The third trajectory is an improved version of the “natural” scenario, incorporating reduction measures. This would reduce emissions by around 15% compared with the natural trajectory, despite our growth targets in terms of store numbers (2,100 by 2030, a 25% increase compared with 2021) and therefore a significant rise in in-store digital equipment, which remains the largest contributor to our carbon footprint.
To build these three trajectories, we ran numerous workshops with different teams, including workplace, networks, procurement and financial management, to identify actions for each scope and project the evolution of the digital carbon footprint through to 2030.
We then consolidated the proposals from these workshops to define concrete actions, such as extending server lifecycles, delaying the replacement of Wi-Fi access points in stores, increasing the share of refurbished equipment in procurement, and implementing eco-design practices.

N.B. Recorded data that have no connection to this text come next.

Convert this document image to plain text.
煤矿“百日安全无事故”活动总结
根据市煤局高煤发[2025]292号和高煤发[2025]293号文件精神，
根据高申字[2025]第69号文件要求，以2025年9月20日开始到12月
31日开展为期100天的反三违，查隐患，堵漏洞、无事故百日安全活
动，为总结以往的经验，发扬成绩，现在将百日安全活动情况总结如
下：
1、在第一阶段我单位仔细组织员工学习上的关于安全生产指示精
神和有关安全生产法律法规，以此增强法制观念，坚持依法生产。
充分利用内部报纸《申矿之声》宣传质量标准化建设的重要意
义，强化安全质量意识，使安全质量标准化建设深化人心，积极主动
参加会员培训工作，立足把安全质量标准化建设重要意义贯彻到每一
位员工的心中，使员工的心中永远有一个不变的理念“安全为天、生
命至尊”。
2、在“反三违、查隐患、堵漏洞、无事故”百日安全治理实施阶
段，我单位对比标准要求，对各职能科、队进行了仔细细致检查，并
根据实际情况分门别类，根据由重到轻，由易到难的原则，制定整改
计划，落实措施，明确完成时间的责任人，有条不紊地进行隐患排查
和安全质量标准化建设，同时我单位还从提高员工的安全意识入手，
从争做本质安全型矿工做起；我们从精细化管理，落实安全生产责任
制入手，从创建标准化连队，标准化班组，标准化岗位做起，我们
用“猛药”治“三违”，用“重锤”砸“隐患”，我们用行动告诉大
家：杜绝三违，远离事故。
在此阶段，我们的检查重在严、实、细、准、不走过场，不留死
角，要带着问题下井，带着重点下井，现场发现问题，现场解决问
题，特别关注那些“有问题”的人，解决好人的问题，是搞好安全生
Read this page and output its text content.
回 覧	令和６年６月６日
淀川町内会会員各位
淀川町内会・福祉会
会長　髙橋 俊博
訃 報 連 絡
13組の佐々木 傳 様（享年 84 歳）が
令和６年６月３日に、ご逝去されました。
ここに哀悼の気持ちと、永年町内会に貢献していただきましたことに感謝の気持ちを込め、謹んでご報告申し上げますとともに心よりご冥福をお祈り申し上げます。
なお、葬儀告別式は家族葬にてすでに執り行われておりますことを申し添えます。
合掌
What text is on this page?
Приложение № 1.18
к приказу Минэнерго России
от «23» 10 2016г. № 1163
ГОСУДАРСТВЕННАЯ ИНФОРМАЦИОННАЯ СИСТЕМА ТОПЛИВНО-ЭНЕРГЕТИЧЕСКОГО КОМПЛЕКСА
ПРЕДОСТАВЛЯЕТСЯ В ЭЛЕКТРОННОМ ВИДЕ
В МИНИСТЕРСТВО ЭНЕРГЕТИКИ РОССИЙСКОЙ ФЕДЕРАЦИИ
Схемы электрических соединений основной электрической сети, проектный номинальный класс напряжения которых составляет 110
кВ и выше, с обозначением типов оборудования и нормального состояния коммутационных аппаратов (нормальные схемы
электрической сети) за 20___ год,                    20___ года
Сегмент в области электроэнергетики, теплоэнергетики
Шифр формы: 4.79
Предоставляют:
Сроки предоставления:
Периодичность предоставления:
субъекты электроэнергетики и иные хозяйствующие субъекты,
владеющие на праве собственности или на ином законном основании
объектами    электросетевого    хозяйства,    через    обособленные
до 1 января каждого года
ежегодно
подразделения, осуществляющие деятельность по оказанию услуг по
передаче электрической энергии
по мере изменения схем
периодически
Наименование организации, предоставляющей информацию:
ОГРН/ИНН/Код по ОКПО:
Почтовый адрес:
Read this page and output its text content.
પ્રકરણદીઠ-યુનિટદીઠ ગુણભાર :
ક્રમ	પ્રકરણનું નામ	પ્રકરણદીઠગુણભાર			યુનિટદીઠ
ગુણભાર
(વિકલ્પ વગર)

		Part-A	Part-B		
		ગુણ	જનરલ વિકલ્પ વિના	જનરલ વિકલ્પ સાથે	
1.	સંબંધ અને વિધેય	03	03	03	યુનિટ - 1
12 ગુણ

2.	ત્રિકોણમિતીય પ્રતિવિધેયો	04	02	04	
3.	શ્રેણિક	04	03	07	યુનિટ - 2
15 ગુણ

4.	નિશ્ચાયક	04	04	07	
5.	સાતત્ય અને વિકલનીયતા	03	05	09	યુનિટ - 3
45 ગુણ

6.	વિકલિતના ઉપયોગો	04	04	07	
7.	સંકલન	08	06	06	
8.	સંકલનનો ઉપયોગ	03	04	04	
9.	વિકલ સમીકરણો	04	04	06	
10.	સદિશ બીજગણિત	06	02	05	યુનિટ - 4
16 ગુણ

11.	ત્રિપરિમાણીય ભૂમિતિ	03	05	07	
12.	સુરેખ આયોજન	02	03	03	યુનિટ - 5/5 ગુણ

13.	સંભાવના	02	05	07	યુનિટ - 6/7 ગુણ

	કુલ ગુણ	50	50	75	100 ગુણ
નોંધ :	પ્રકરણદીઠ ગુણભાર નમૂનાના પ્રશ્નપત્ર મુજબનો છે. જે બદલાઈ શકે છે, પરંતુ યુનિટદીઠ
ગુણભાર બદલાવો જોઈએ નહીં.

This reduction trajectory is not fully aligned with SBTi. However, when looking at the number of stores and carbon intensity per store, we still achieve a reduction of 2 tonnes of CO₂ per store between 2021 and 2030.
These are the targets we have communicated to employees, leadership and the Coopérative in order to bring all of U TECH on board with this Responsible Digital approach.
Where do you stand after two years?
With this third trajectory, we now have a shared reference point that helps guide decision-making. However, despite the actions already taken, the reality is that our carbon footprint is growing faster than initially anticipated under the reduction scenario.
For example, we have extended server lifecycles by two years, increased the lifespan of Wi-Fi access points, and encouraged employees not to replace their workstations after the usual four and a half years.
We have also engaged both employees and suppliers in eco-design initiatives. In November 2025, we brought together around twenty of our key suppliers to discuss not only our Responsible Digital ambitions, but also how they could contribute and support us in reducing our carbon footprint.
This reduction approach provides legitimacy and clear decision criteria within U TECH and Coopérative U when selecting equipment, while also giving visibility to the actions we are able to commit to.
Whether in terms of trajectory or measurement, we remain in a continuous improvement process to refine the gaps observed between projections and operational reality.